EngD Project Title: Data-Driven Optimisation of Offshore Wind Operations and Maintenance
MEng Mechanical & Aerospace Engineering – University of Cambridge. First Class master’s project working with British Cycling to use elements on the bike to reduce the drag on the rider. Innovations from this research were used in the Tokyo 2021 Olympics.
What attracted you to studying with IDCORE?
I have a strong desire to work in the energy industry and green transition. Following graduation and a career change I struggled to find jobs in this sector. IDCORE offers a great way to train and develop skills in renewable energy whilst also doing impactful research. The industrial link is fantastic for development and gives great exposure to some of the leading companies in the industry.
What attracted you to offshore renewables industry?/ What aspects of the industry do you find most inspiring, interesting or important for the future?

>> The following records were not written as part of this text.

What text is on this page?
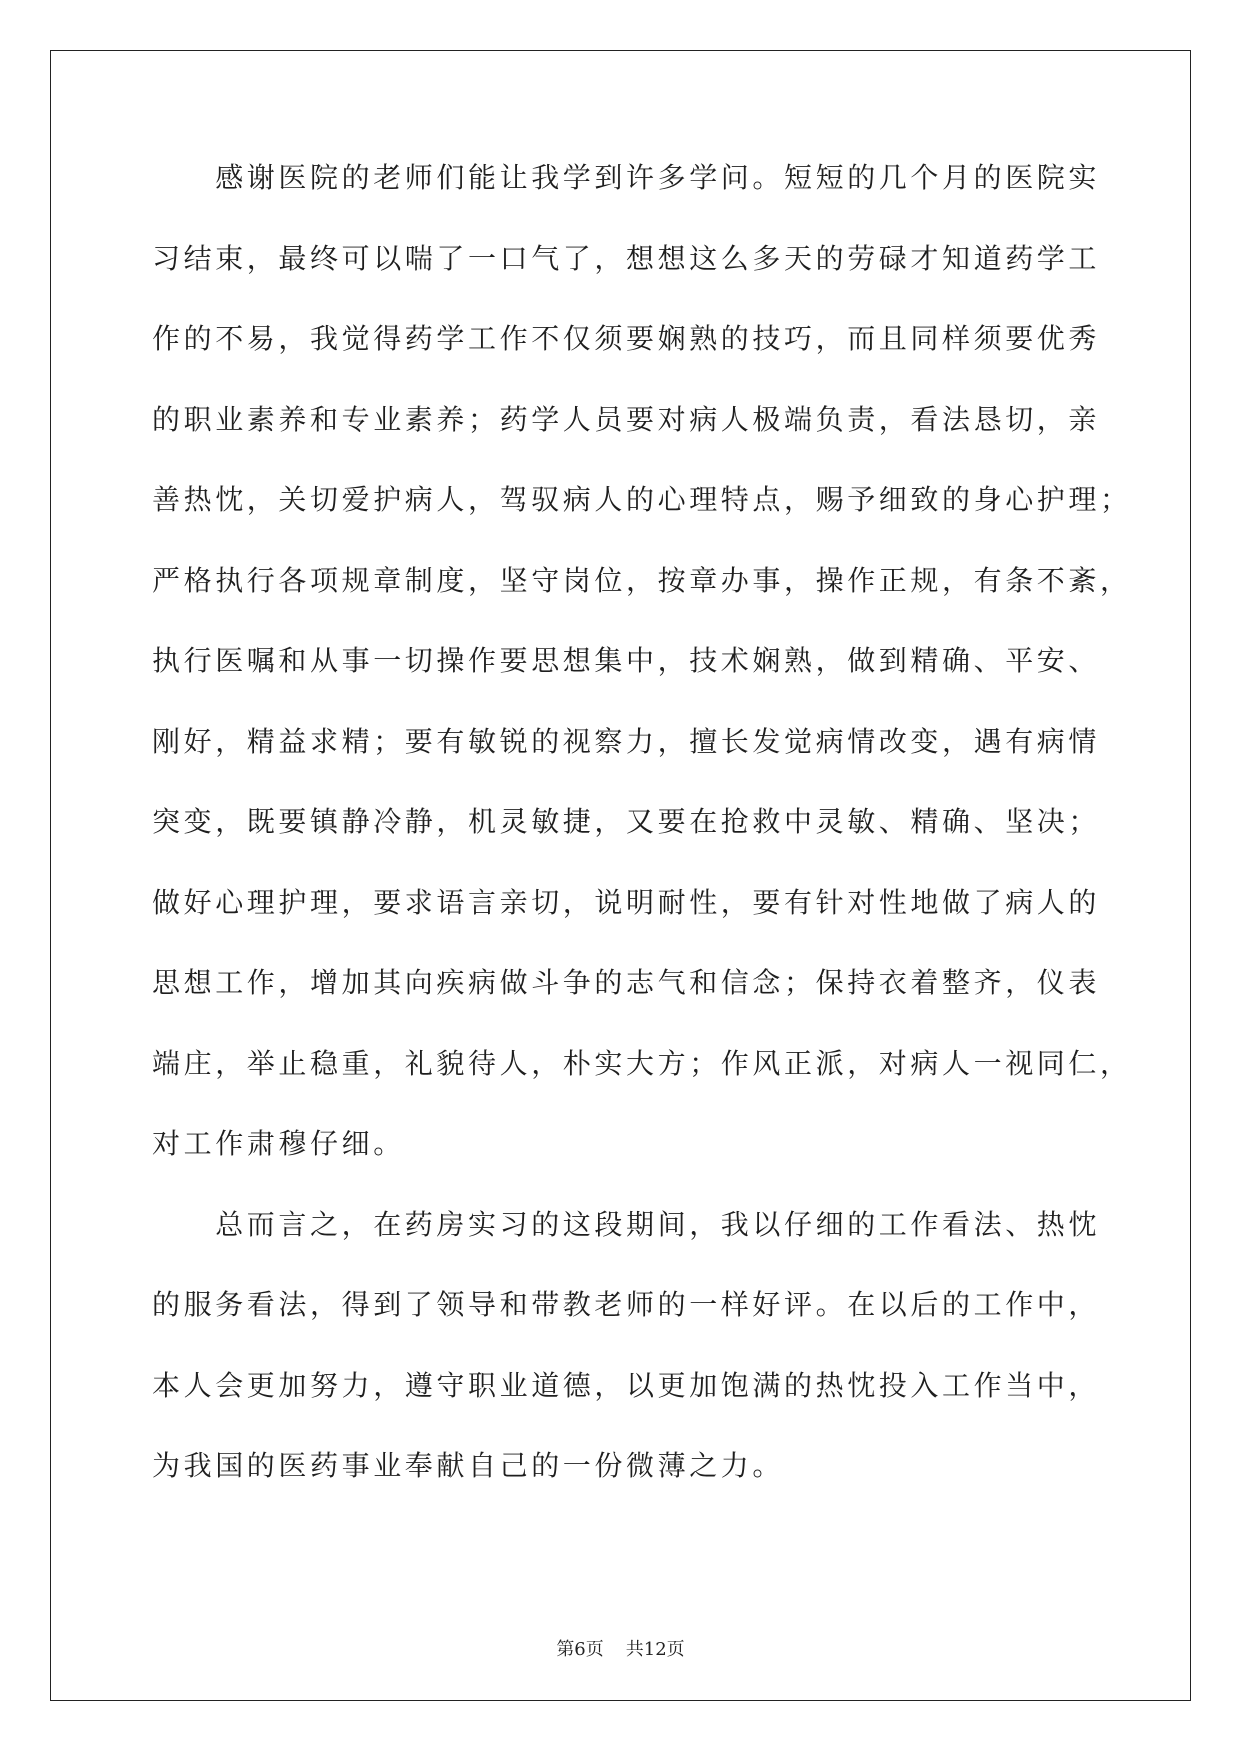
　　感谢医院的老师们能让我学到许多学问。短短的几个月的医院实
习结束，最终可以喘了一口气了，想想这么多天的劳碌才知道药学工
作的不易，我觉得药学工作不仅须要娴熟的技巧，而且同样须要优秀
的职业素养和专业素养；药学人员要对病人极端负责，看法恳切，亲
善热忱，关切爱护病人，驾驭病人的心理特点，赐予细致的身心护理；
严格执行各项规章制度，坚守岗位，按章办事，操作正规，有条不紊，
执行医嘱和从事一切操作要思想集中，技术娴熟，做到精确、平安、
刚好，精益求精；要有敏锐的视察力，擅长发觉病情改变，遇有病情
突变，既要镇静冷静，机灵敏捷，又要在抢救中灵敏、精确、坚决；
做好心理护理，要求语言亲切，说明耐性，要有针对性地做了病人的
思想工作，增加其向疾病做斗争的志气和信念；保持衣着整齐，仪表
端庄，举止稳重，礼貌待人，朴实大方；作风正派，对病人一视同仁，
对工作肃穆仔细。
　　总而言之，在药房实习的这段期间，我以仔细的工作看法、热忱
的服务看法，得到了领导和带教老师的一样好评。在以后的工作中，
本人会更加努力，遵守职业道德，以更加饱满的热忱投入工作当中，
为我国的医药事业奉献自己的一份微薄之力。
第6页 共12页
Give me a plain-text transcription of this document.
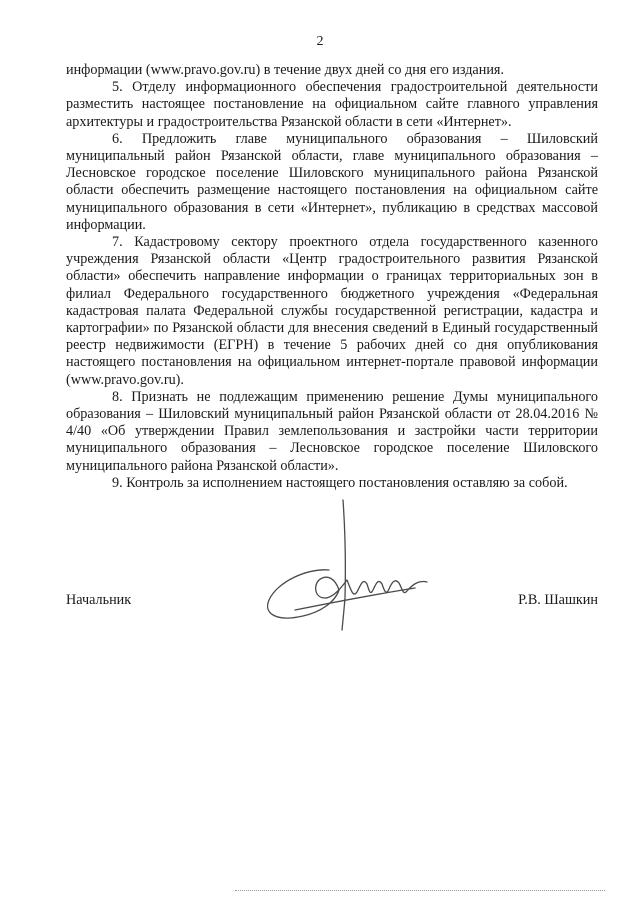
2

информации (www.pravo.gov.ru) в течение двух дней со дня его издания.

5. Отделу информационного обеспечения градостроительной деятельности разместить настоящее постановление на официальном сайте главного управления архитектуры и градостроительства Рязанской области в сети «Интернет».

6. Предложить главе муниципального образования – Шиловский муниципальный район Рязанской области, главе муниципального образования – Лесновское городское поселение Шиловского муниципального района Рязанской области обеспечить размещение настоящего постановления на официальном сайте муниципального образования в сети «Интернет», публикацию в средствах массовой информации.

7. Кадастровому сектору проектного отдела государственного казенного учреждения Рязанской области «Центр градостроительного развития Рязанской области» обеспечить направление информации о границах территориальных зон в филиал Федерального государственного бюджетного учреждения «Федеральная кадастровая палата Федеральной службы государственной регистрации, кадастра и картографии» по Рязанской области для внесения сведений в Единый государственный реестр недвижимости (ЕГРН) в течение 5 рабочих дней со дня опубликования настоящего постановления на официальном интернет-портале правовой информации (www.pravo.gov.ru).

8. Признать не подлежащим применению решение Думы муниципального образования – Шиловский муниципальный район Рязанской области от 28.04.2016 № 4/40 «Об утверждении Правил землепользования и застройки части территории муниципального образования – Лесновское городское поселение Шиловского муниципального района Рязанской области».

9. Контроль за исполнением настоящего постановления оставляю за собой.

Начальник	Р.В. Шашкин
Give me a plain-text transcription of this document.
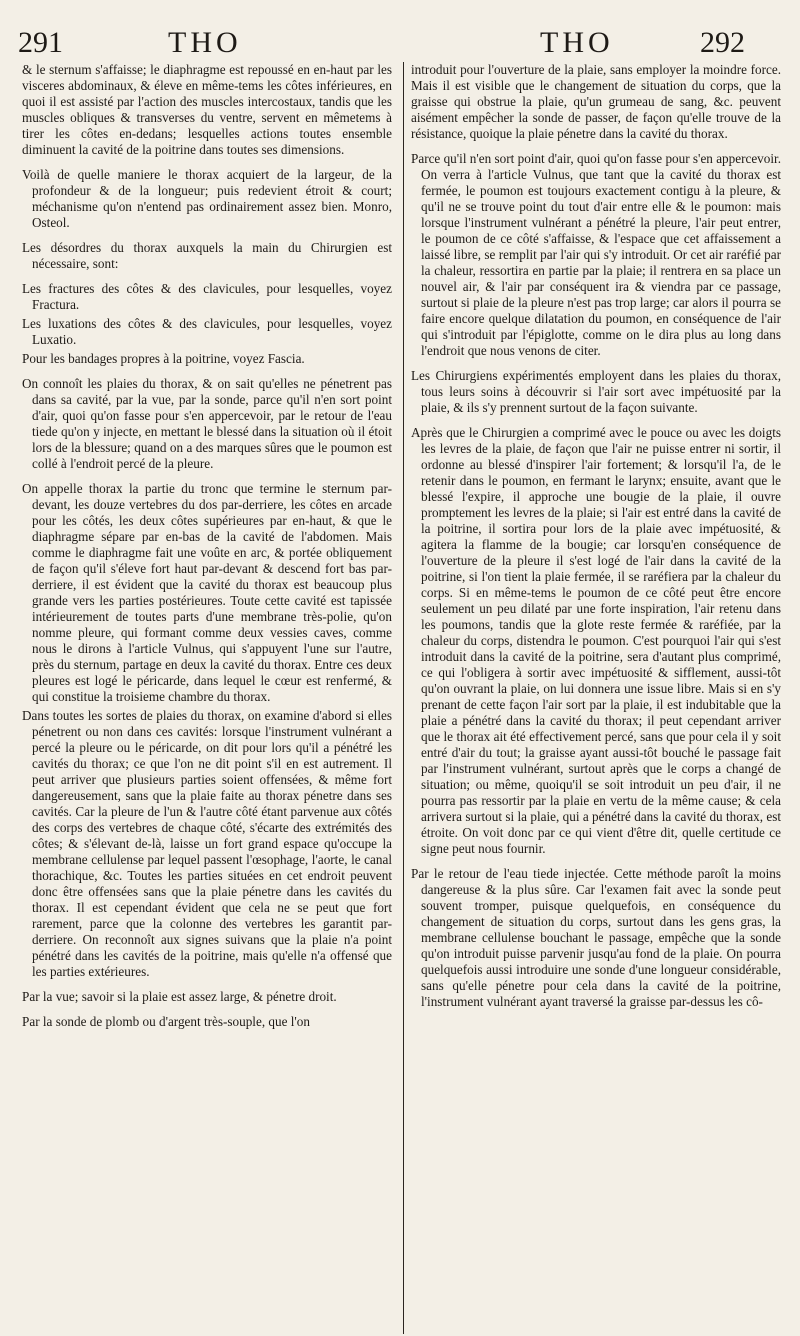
291	THO	THO	292

& le sternum s'affaisse; le diaphragme est repoussé en en-haut par les visceres abdominaux, & éleve en même-tems les côtes inférieures, en quoi il est assisté par l'action des muscles intercostaux, tandis que les muscles obliques & transverses du ventre, servent en mêmetems à tirer les côtes en-dedans; lesquelles actions toutes ensemble diminuent la cavité de la poitrine dans toutes ses dimensions.

Voilà de quelle maniere le thorax acquiert de la largeur, de la profondeur & de la longueur; puis redevient étroit & court; méchanisme qu'on n'entend pas ordinairement assez bien. Monro, Osteol.

Les désordres du thorax auxquels la main du Chirurgien est nécessaire, sont:

Les fractures des côtes & des clavicules, pour lesquelles, voyez Fractura.

Les luxations des côtes & des clavicules, pour lesquelles, voyez Luxatio.

Pour les bandages propres à la poitrine, voyez Fascia.

On connoît les plaies du thorax, & on sait qu'elles ne pénetrent pas dans sa cavité, par la vue, par la sonde, parce qu'il n'en sort point d'air, quoi qu'on fasse pour s'en appercevoir, par le retour de l'eau tiede qu'on y injecte, en mettant le blessé dans la situation où il étoit lors de la blessure; quand on a des marques sûres que le poumon est collé à l'endroit percé de la pleure.

On appelle thorax la partie du tronc que termine le sternum par-devant, les douze vertebres du dos par-derriere, les côtes en arcade pour les côtés, les deux côtes supérieures par en-haut, & que le diaphragme sépare par en-bas de la cavité de l'abdomen. Mais comme le diaphragme fait une voûte en arc, & portée obliquement de façon qu'il s'éleve fort haut par-devant & descend fort bas par-derriere, il est évident que la cavité du thorax est beaucoup plus grande vers les parties postérieures. Toute cette cavité est tapissée intérieurement de toutes parts d'une membrane très-polie, qu'on nomme pleure, qui formant comme deux vessies caves, comme nous le dirons à l'article Vulnus, qui s'appuyent l'une sur l'autre, près du sternum, partage en deux la cavité du thorax. Entre ces deux pleures est logé le péricarde, dans lequel le cœur est renfermé, & qui constitue la troisieme chambre du thorax.

Dans toutes les sortes de plaies du thorax, on examine d'abord si elles pénetrent ou non dans ces cavités: lorsque l'instrument vulnérant a percé la pleure ou le péricarde, on dit pour lors qu'il a pénétré les cavités du thorax; ce que l'on ne dit point s'il en est autrement. Il peut arriver que plusieurs parties soient offensées, & même fort dangereusement, sans que la plaie faite au thorax pénetre dans ses cavités. Car la pleure de l'un & l'autre côté étant parvenue aux côtés des corps des vertebres de chaque côté, s'écarte des extrémités des côtes; & s'élevant de-là, laisse un fort grand espace qu'occupe la membrane cellulense par lequel passent l'œsophage, l'aorte, le canal thorachique, &c. Toutes les parties situées en cet endroit peuvent donc être offensées sans que la plaie pénetre dans les cavités du thorax. Il est cependant évident que cela ne se peut que fort rarement, parce que la colonne des vertebres les garantit par-derriere. On reconnoît aux signes suivans que la plaie n'a point pénétré dans les cavités de la poitrine, mais qu'elle n'a offensé que les parties extérieures.

Par la vue; savoir si la plaie est assez large, & pénetre droit.

Par la sonde de plomb ou d'argent très-souple, que l'on

introduit pour l'ouverture de la plaie, sans employer la moindre force. Mais il est visible que le changement de situation du corps, que la graisse qui obstrue la plaie, qu'un grumeau de sang, &c. peuvent aisément empêcher la sonde de passer, de façon qu'elle trouve de la résistance, quoique la plaie pénetre dans la cavité du thorax.

Parce qu'il n'en sort point d'air, quoi qu'on fasse pour s'en appercevoir. On verra à l'article Vulnus, que tant que la cavité du thorax est fermée, le poumon est toujours exactement contigu à la pleure, & qu'il ne se trouve point du tout d'air entre elle & le poumon: mais lorsque l'instrument vulnérant a pénétré la pleure, l'air peut entrer, le poumon de ce côté s'affaisse, & l'espace que cet affaissement a laissé libre, se remplit par l'air qui s'y introduit. Or cet air raréfié par la chaleur, ressortira en partie par la plaie; il rentrera en sa place un nouvel air, & l'air par conséquent ira & viendra par ce passage, surtout si plaie de la pleure n'est pas trop large; car alors il pourra se faire encore quelque dilatation du poumon, en conséquence de l'air qui s'introduit par l'épiglotte, comme on le dira plus au long dans l'endroit que nous venons de citer.

Les Chirurgiens expérimentés employent dans les plaies du thorax, tous leurs soins à découvrir si l'air sort avec impétuosité par la plaie, & ils s'y prennent surtout de la façon suivante.

Après que le Chirurgien a comprimé avec le pouce ou avec les doigts les levres de la plaie, de façon que l'air ne puisse entrer ni sortir, il ordonne au blessé d'inspirer l'air fortement; & lorsqu'il l'a, de le retenir dans le poumon, en fermant le larynx; ensuite, avant que le blessé l'expire, il approche une bougie de la plaie, il ouvre promptement les levres de la plaie; si l'air est entré dans la cavité de la poitrine, il sortira pour lors de la plaie avec impétuosité, & agitera la flamme de la bougie; car lorsqu'en conséquence de l'ouverture de la pleure il s'est logé de l'air dans la cavité de la poitrine, si l'on tient la plaie fermée, il se raréfiera par la chaleur du corps. Si en même-tems le poumon de ce côté peut être encore seulement un peu dilaté par une forte inspiration, l'air retenu dans les poumons, tandis que la glote reste fermée & raréfiée, par la chaleur du corps, distendra le poumon. C'est pourquoi l'air qui s'est introduit dans la cavité de la poitrine, sera d'autant plus comprimé, ce qui l'obligera à sortir avec impétuosité & sifflement, aussi-tôt qu'on ouvrant la plaie, on lui donnera une issue libre. Mais si en s'y prenant de cette façon l'air sort par la plaie, il est indubitable que la plaie a pénétré dans la cavité du thorax; il peut cependant arriver que le thorax ait été effectivement percé, sans que pour cela il y soit entré d'air du tout; la graisse ayant aussi-tôt bouché le passage fait par l'instrument vulnérant, surtout après que le corps a changé de situation; ou même, quoiqu'il se soit introduit un peu d'air, il ne pourra pas ressortir par la plaie en vertu de la même cause; & cela arrivera surtout si la plaie, qui a pénétré dans la cavité du thorax, est étroite. On voit donc par ce qui vient d'être dit, quelle certitude ce signe peut nous fournir.

Par le retour de l'eau tiede injectée. Cette méthode paroît la moins dangereuse & la plus sûre. Car l'examen fait avec la sonde peut souvent tromper, puisque quelquefois, en conséquence du changement de situation du corps, surtout dans les gens gras, la membrane cellulense bouchant le passage, empêche que la sonde qu'on introduit puisse parvenir jusqu'au fond de la plaie. On pourra quelquefois aussi introduire une sonde d'une longueur considérable, sans qu'elle pénetre pour cela dans la cavité de la poitrine, l'instrument vulnérant ayant traversé la graisse par-dessus les cô-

I have always had a strong interest in the energy industry. It’s so fundamental to the way we live that being involved in this really excites me. It’s increasingly important to combat climate change and move away from traditional fuels to renewables. Offshore renewables offers huge potential for meeting growing energy demands in a clean way and, particularly in the UK, there are really interesting engineering challenges in deploying new technology at massive scale. Increasingly it is becoming apparent that the development of supply chain and port infrastructure is essential for development of 10s of GW of offshore renewables. Optimising how we use these facilities will be really important in large scale deployment and running of projects.
What ambition would you like to fulfil as a Research Engineer?
More than anything I would like to have an impact. Through my work on optimisation of maintenance I hope to develop tools and methods that are used across industry to help reduce running costs, reduce waste and improve power output of offshore windfarms. Beyond this I hope to be involved in the delivery of multi-GW scale wind farms in the future.